不埒者が凶器を離さず、またも動く様子を見せたため、取り囲む輪が一気にせばまる。
「姫様の前で殺生はよせ!」
コンラートが叫んだ。
冷静な口調でディーが応じた。
「承知。捕縛します」
武装した衛兵たちがいっせいに動いた。
エセルが、なんとかラキスに近寄ろうとしながら悲鳴をあげた。
「待って。これは何かの間違いよ。話を聞いてあげて」
かばわれた侵入者を含め、誰一人として姫の声に耳を貸す者はいなかった。
ラキスは勝ち目がまったくないにもかかわらず、包囲に抵抗しながら動き、業を煮やした護衛兵たちがあらたな体勢をとりはじめる。殺生以外のことならしてもいいだろうと判断したのだ。
と、その刹那──。
ふいに、そこにいた一同の頭上に影がさした。影は複数あり、やはり複数の、鳥のはばたきに似た異様な音が急速に近づいた。
上を見上げたエセルは、今日一日の間にいったい何度、予測不能なものを見なければならないのかと思わずにはいられなかった。
頭上を飛んでいたのは、三人の男たちだった。背中に蝙蝠そっくりの大きな翼を持ち、荒々しくはばたきながらラキスめがけて降りてくる。

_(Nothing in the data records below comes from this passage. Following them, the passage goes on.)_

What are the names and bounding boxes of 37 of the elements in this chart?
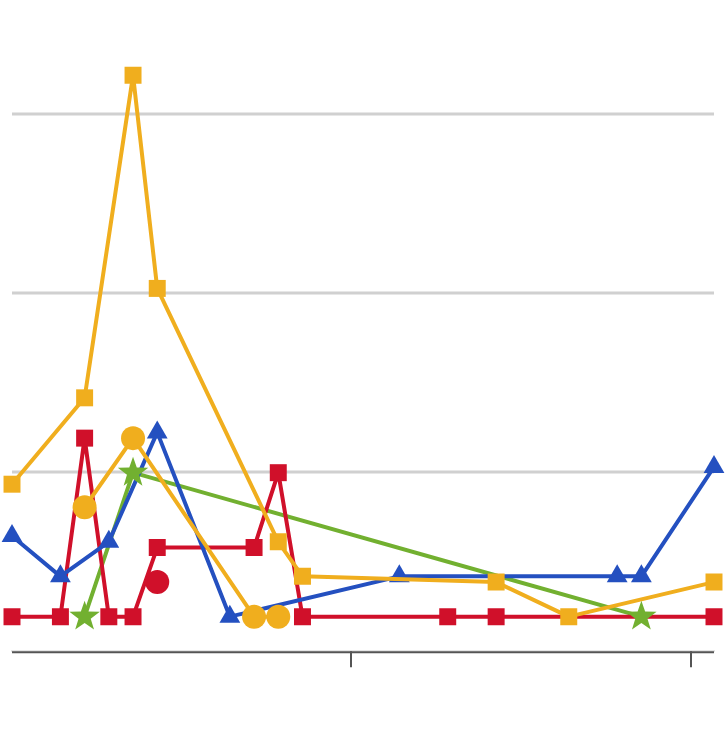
point <box>117 456 149 486</box>
point <box>3 608 21 626</box>
point <box>705 573 723 591</box>
point <box>606 564 628 583</box>
point <box>1 524 23 543</box>
point <box>98 529 120 548</box>
point <box>294 567 311 585</box>
point <box>269 464 287 482</box>
point <box>146 420 168 439</box>
point <box>69 600 100 630</box>
point <box>121 426 146 451</box>
point <box>560 608 578 626</box>
point <box>266 604 291 629</box>
point <box>100 608 118 626</box>
point <box>76 389 94 407</box>
point <box>626 600 657 630</box>
point <box>487 608 505 626</box>
point <box>148 539 166 557</box>
point <box>294 608 311 626</box>
point <box>630 564 652 583</box>
point <box>76 429 94 447</box>
point <box>124 66 142 84</box>
point <box>50 564 71 583</box>
point <box>245 539 263 557</box>
point <box>3 475 21 493</box>
point <box>487 573 505 591</box>
point <box>148 279 166 297</box>
point <box>219 604 241 623</box>
point <box>51 608 69 626</box>
point <box>145 570 170 595</box>
point <box>439 608 457 626</box>
point <box>269 533 287 551</box>
point <box>124 608 142 626</box>
point <box>72 495 97 520</box>
point <box>242 604 267 629</box>
point <box>705 608 723 626</box>
point <box>703 454 725 473</box>
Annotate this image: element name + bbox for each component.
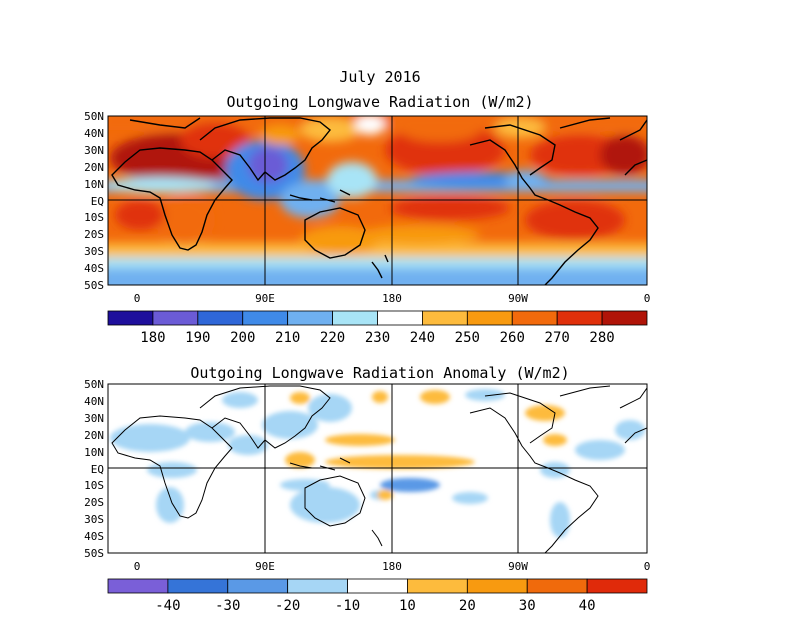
colorbar-swatch bbox=[556, 310, 603, 326]
lat-tick-label: 10N bbox=[84, 178, 104, 191]
lat-tick-label: 10N bbox=[84, 446, 104, 459]
lat-tick-label: 20N bbox=[84, 429, 104, 442]
lon-tick-label: 90E bbox=[255, 560, 275, 573]
colorbar-label: 210 bbox=[275, 330, 300, 346]
colorbar-label: -20 bbox=[275, 598, 300, 614]
lon-tick-label: 90W bbox=[508, 292, 528, 305]
colorbar-swatch bbox=[526, 578, 588, 594]
colorbar-label: 260 bbox=[500, 330, 525, 346]
colorbar-label: -40 bbox=[155, 598, 180, 614]
lat-tick-label: 40S bbox=[84, 530, 104, 543]
colorbar-label: 220 bbox=[320, 330, 345, 346]
anomaly-coastlines bbox=[111, 385, 647, 553]
olr-map-panel: 50N 40N 30N 20N 10N EQ 10S 20S 30S 40S 5… bbox=[84, 110, 651, 305]
colorbar-swatch bbox=[377, 310, 423, 326]
lat-tick-label: EQ bbox=[91, 195, 104, 208]
colorbar-swatch bbox=[601, 310, 648, 326]
lat-tick-label: 10S bbox=[84, 211, 104, 224]
olr-colorbar: 180 190 200 210 220 230 240 250 260 270 280 bbox=[107, 310, 648, 346]
colorbar-label: 270 bbox=[545, 330, 570, 346]
colorbar-swatch bbox=[227, 578, 289, 594]
colorbar-label: 10 bbox=[399, 598, 416, 614]
colorbar-label: 200 bbox=[230, 330, 255, 346]
colorbar-label: 230 bbox=[365, 330, 390, 346]
olr-field bbox=[108, 116, 647, 285]
colorbar-label: 250 bbox=[455, 330, 480, 346]
top-lon-axis: 0 90E 180 90W 0 bbox=[134, 292, 651, 305]
colorbar-swatch bbox=[287, 310, 333, 326]
lon-tick-label: 0 bbox=[134, 560, 141, 573]
top-lat-axis: 50N 40N 30N 20N 10N EQ 10S 20S 30S 40S 5… bbox=[84, 110, 104, 292]
lat-tick-label: 40N bbox=[84, 395, 104, 408]
lat-tick-label: 40S bbox=[84, 262, 104, 275]
colorbar-swatch bbox=[287, 578, 348, 594]
colorbar-label: 240 bbox=[410, 330, 435, 346]
lat-tick-label: 20S bbox=[84, 228, 104, 241]
lat-tick-label: 50S bbox=[84, 279, 104, 292]
lat-tick-label: 30N bbox=[84, 412, 104, 425]
coastlines bbox=[111, 117, 647, 285]
lon-tick-label: 180 bbox=[382, 560, 402, 573]
lat-tick-label: 30N bbox=[84, 144, 104, 157]
colorbar-label: 180 bbox=[140, 330, 165, 346]
colorbar-swatch bbox=[107, 578, 169, 594]
top-map-graticule bbox=[108, 116, 647, 285]
olr-anomaly-map-panel: 50N 40N 30N 20N 10N EQ 10S 20S 30S 40S 5… bbox=[84, 378, 650, 573]
olr-panel-title: Outgoing Longwave Radiation (W/m2) bbox=[226, 93, 534, 111]
colorbar-label: -10 bbox=[335, 598, 360, 614]
colorbar-swatch bbox=[466, 310, 513, 326]
lat-tick-label: EQ bbox=[91, 463, 104, 476]
colorbar-swatch bbox=[197, 310, 244, 326]
bottom-lon-axis: 0 90E 180 90W 0 bbox=[134, 560, 651, 573]
colorbar-swatch bbox=[586, 578, 648, 594]
lat-tick-label: 30S bbox=[84, 513, 104, 526]
colorbar-label: 280 bbox=[589, 330, 614, 346]
lat-tick-label: 20N bbox=[84, 161, 104, 174]
colorbar-swatch bbox=[167, 578, 229, 594]
colorbar-swatch bbox=[332, 310, 378, 326]
lat-tick-label: 50N bbox=[84, 378, 104, 391]
lon-tick-label: 0 bbox=[644, 560, 651, 573]
bottom-lat-axis: 50N 40N 30N 20N 10N EQ 10S 20S 30S 40S 5… bbox=[84, 378, 104, 560]
colorbar-swatch bbox=[152, 310, 199, 326]
lat-tick-label: 50S bbox=[84, 547, 104, 560]
colorbar-label: 190 bbox=[185, 330, 210, 346]
top-map-frame bbox=[107, 115, 648, 286]
lat-tick-label: 50N bbox=[84, 110, 104, 123]
colorbar-label: 30 bbox=[519, 598, 536, 614]
bottom-map-frame bbox=[107, 383, 648, 554]
colorbar-swatch bbox=[407, 578, 468, 594]
lon-tick-label: 90W bbox=[508, 560, 528, 573]
colorbar-swatch bbox=[466, 578, 528, 594]
colorbar-label: -30 bbox=[215, 598, 240, 614]
lon-tick-label: 0 bbox=[134, 292, 141, 305]
bottom-map-graticule bbox=[108, 384, 647, 553]
colorbar-label: 20 bbox=[459, 598, 476, 614]
lat-tick-label: 20S bbox=[84, 496, 104, 509]
olr-anomaly-colorbar: -40 -30 -20 -10 10 20 30 40 bbox=[107, 578, 648, 614]
lon-tick-label: 90E bbox=[255, 292, 275, 305]
lat-tick-label: 10S bbox=[84, 479, 104, 492]
colorbar-swatch bbox=[422, 310, 468, 326]
colorbar-swatch bbox=[511, 310, 558, 326]
lat-tick-label: 30S bbox=[84, 245, 104, 258]
olr-anomaly-panel-title: Outgoing Longwave Radiation Anomaly (W/m… bbox=[190, 364, 570, 382]
colorbar-swatch bbox=[242, 310, 289, 326]
lat-tick-label: 40N bbox=[84, 127, 104, 140]
lon-tick-label: 0 bbox=[644, 292, 651, 305]
colorbar-label: 40 bbox=[579, 598, 596, 614]
map-date-title-text: July 2016 bbox=[339, 68, 421, 86]
colorbar-swatch bbox=[347, 578, 408, 594]
lon-tick-label: 180 bbox=[382, 292, 402, 305]
colorbar-swatch bbox=[107, 310, 154, 326]
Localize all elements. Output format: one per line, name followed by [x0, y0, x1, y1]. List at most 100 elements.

黒い塊のような不吉な姿に、衛兵たちの輪が思わずひろがった。異形の男たちのうちの一人が、輪の中心に突っ立っている若者に手をのばすと、その背にあった背嚢をいきなりもぎとり放り投げた。
そして、空いた背中に抱きつくようにして自分の両腕をまわし、彼の身体を宙に抱え上げた。
男はたちまち上空まではばたき上がり、ほかの二人もすぐあとに続く。護衛たちが剣をかまえ直したところですでに遅く、そもそも剣など届くはずもない。
黒い一団は、誰に邪魔されることもなく庭園の上を飛び、みるみるうちに城壁を越えて一同の視界から消え去っていった。